How will such an energy-intensive city cope as the abundance
of resources such as oil and water dwindle? Dr Mohammed al-Rashid of the Kuwait
Institute for Scientific Research predicts that by 2030, “30% of the oil
produced here will be needed for electricity and water production”.
Around 99% of the country’s fresh water comes from
desalination, itself an energy-intensive process currently heavily dependent on
oil. Covered reservoirs, blue-and-white striped like candy, jut out of the
dusty landscape along desert highways – essential in a region with the highest
water consumption in the world. And yet here, water is heavily subsidised by
the government: the average consumer pays just over £2 [0.8 Kuwaiti dinars] per
1,000 gallons, supplementing the real price of £25.50 [10 KWD].
Though Kuwait has the second-largest reserve of water in the
Gulf Cooperation Council – made up of the UAE, Bahrain, Saudi Arabia, Oman,
Qatar and Kuwait – this is only enough for nine days’ worth of consumption,
says al-Rashid, though it could last 50 days with conservation. Either way, it
is clear that the city-state is heading towards an existential crisis in a
world that needs to learn to live without oil.

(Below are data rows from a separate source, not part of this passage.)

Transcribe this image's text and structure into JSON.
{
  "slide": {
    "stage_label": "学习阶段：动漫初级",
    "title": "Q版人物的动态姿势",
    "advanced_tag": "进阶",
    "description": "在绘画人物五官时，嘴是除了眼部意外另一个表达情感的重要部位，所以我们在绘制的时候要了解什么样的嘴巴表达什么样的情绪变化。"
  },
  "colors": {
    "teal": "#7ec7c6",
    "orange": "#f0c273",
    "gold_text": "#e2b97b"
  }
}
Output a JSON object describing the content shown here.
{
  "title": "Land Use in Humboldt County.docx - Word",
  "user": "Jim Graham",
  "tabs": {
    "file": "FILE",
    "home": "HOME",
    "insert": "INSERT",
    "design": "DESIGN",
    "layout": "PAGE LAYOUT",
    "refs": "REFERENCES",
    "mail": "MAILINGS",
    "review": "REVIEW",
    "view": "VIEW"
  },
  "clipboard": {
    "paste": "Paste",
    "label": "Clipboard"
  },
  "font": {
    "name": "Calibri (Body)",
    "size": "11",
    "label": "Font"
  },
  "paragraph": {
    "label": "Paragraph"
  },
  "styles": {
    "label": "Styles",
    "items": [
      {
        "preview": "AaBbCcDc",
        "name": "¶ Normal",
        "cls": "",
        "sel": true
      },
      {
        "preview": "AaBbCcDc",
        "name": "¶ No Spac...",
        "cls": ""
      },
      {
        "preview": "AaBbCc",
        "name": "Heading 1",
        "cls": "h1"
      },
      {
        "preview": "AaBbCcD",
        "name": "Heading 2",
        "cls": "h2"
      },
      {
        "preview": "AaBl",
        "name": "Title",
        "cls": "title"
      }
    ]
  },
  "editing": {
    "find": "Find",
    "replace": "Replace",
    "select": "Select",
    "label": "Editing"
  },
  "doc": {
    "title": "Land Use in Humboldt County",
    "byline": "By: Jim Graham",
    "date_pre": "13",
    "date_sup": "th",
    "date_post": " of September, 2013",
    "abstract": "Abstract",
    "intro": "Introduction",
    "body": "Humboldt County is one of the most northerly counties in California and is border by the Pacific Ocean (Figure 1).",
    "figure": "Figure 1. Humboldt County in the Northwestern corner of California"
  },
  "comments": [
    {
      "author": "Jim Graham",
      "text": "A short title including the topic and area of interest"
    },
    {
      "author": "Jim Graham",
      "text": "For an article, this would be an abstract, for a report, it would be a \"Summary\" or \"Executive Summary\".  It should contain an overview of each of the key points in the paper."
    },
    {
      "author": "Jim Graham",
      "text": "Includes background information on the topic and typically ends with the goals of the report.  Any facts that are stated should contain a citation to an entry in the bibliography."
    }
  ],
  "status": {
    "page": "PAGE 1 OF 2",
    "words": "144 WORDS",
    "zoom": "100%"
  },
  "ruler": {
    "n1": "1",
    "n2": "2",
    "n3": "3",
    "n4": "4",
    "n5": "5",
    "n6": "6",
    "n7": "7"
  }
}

One solution AGi proposes is a rethinking of the way
buildings are designed, offering an alternative to the large, glass-clad
structures reliant on continuous air conditioning. The firm’s creations are
designed to use less energy from their inception, and are often inspired by
traditional Persian windcatcher towers, clad in terracotta and with
carefully-placed windows that face away from the sun. These draw in air from
outdoors, channelling it across a pool of water at ground level to cool the
entire building through a central courtyard. “Environmentally, but also
socially, it goes back to what the traditional city was like,” says Aisha
Alsager, managing director of AGi.
Al-Kandari of the EPA also explains that construction on an
$4bn eco-friendly “smart city” for Kuwait will begin in 2019. “This means
applying technology to make life easier,” he says. “The city will have buses,
not cars, for transportation. There will be more places for walking, and
sensors will monitor water consumption, helping us to reuse water. Air
conditioning will be controlled by block, not by house.”
The project will be built by a consortium of South Korean
construction companies, and is expected to accommodate 25,000 to 40,000
households.
But not everyone is convinced. “They say they want to make a
green city, but they haven’t made the basis of what makes a greener city
clear,” says Dr Abulhasan of AGi. “The only thing defined so far is using solar
panels and better quality glazing – they haven’t said shrink everything,” he
added, emphasising that becoming accustomed to living in smaller spaces is a
key part of the transition to a more sustainable environment.
“We need to change the way we live, and the way we move
around the city,” adds Alsager. “Everywhere around the world is removing
highways, and in Kuwait we’re increasing them tenfold.”
Adapting to rising temperatures will require a radical shift
in thinking in Kuwait, especially concerning the most vulnerable. “We can’t
manage the way these companies work,” says the construction manager, referring
to the contractors who incentivise labourers to work outside in punishing
conditions. “Of course, when I see labourers working after midday in this heat,
it’s horrible. But what can we do? It’s their rules.”